"Имея хорошо развитую привычку вести дневник, она способна в мельчайших подробностях описывать свои впечатления о каждом из мест пребывания, сопровождая их яркими портретами мужчин и женщин, с которыми её свела судьба, и вплетая во все эти зарисовки воспоминания о своей прежней жизни в России, большинство из которых определённо играют в пользу отчего дома, где любовь и изящество манер были общепринятыми нормами существования. Именно этот привкус контраста является отличительной особенностью книги, поскольку без него испытания графини Ирины были бы сродни тем, через которые прошли сотни женщин, столкнувшихся с таким же унижением, сражавшихся в тех же битвах и одержавших те же победы. Она вполне могла бы – хотя и не делает этого – процитировать строки Данте о 'терновом венце скорби', суть которых проглядывает сквозь всё повествование.

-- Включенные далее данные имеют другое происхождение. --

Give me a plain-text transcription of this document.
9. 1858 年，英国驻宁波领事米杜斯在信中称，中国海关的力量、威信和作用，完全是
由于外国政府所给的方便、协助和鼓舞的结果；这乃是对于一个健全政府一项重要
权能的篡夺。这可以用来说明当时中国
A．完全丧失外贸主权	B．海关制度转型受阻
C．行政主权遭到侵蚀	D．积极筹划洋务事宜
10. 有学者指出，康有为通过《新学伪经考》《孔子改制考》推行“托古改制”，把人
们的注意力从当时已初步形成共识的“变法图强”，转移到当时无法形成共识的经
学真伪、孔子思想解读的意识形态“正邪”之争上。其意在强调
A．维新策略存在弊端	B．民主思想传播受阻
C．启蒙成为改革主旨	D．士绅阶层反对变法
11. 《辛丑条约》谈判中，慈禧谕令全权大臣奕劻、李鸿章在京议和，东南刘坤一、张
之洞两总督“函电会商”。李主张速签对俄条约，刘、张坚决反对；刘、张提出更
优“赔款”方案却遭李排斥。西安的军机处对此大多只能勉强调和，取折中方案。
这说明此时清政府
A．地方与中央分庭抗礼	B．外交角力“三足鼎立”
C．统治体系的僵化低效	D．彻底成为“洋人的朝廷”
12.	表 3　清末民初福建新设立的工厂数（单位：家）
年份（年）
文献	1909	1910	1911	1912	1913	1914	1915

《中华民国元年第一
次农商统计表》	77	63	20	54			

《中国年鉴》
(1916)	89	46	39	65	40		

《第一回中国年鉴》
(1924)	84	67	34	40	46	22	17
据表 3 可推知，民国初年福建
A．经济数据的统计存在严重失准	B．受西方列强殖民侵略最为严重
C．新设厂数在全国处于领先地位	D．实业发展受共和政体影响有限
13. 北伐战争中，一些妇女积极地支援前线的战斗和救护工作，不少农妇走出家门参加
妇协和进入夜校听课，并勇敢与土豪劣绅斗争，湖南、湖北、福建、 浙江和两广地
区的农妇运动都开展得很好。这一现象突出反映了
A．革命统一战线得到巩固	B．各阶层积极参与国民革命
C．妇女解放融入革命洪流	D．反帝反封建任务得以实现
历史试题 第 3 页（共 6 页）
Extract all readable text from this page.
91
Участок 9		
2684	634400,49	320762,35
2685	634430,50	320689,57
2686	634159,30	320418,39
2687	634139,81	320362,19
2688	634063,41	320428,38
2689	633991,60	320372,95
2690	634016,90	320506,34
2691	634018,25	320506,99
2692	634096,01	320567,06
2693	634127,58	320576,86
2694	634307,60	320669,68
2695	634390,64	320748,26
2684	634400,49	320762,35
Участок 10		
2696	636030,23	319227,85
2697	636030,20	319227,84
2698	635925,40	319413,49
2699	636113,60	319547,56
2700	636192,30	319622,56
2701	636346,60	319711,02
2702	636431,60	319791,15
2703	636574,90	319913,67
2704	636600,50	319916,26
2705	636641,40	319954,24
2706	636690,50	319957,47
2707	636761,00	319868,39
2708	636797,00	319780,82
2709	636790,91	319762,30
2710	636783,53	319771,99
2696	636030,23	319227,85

Две вещи подпитывали её храбрость: во-первых, неиссякаемое чувство юмора, позволявшее ей – порой цинично, однако всегда отважно – разглядеть комичную сторону в событиях, которые иначе могли бы стать для неё катастрофическими; а во-вторых, врожденный национальный мистицизм и вера в то, что 'чудеса случаются даже в наши дни'. С лёгким оттенком злорадства – абсолютно простительным в указанных обстоятельствах – она даёт список мужчин, пытавшихся 'с исключительно бесчестными намерениями' заманить её в сомнительные любовные связи … Показав себя более чем достойным противником, в полной мере наделённым благоразумием, основанным на глубоком понимании порочности этого мира, она вышла победительницей из всех этих перипетий …
Читатели, которые сочли стоящей предыдущую книгу автора, обнаружат те же достоинства и в новом романе, полном искренних откровений, взвешенных суждений и подлинной признательности за всю доброту, проявленную к автору её новыми соотечественниками". (Луисвилл Курьер Джорнал, 24/04/1932)
"Это действительно большая честь вновь встретиться с героиней произведения 'Мир может закончиться'. Я сказала 'героиней', поскольку таковой она, без сомнения, и является, хотя мадам Скарятина далека от того, чтобы претендовать на ореол мученичества, которого добиваются некоторые другие авторы, писавшие о лишении себя атрибутов ранга и привилегий по рождению.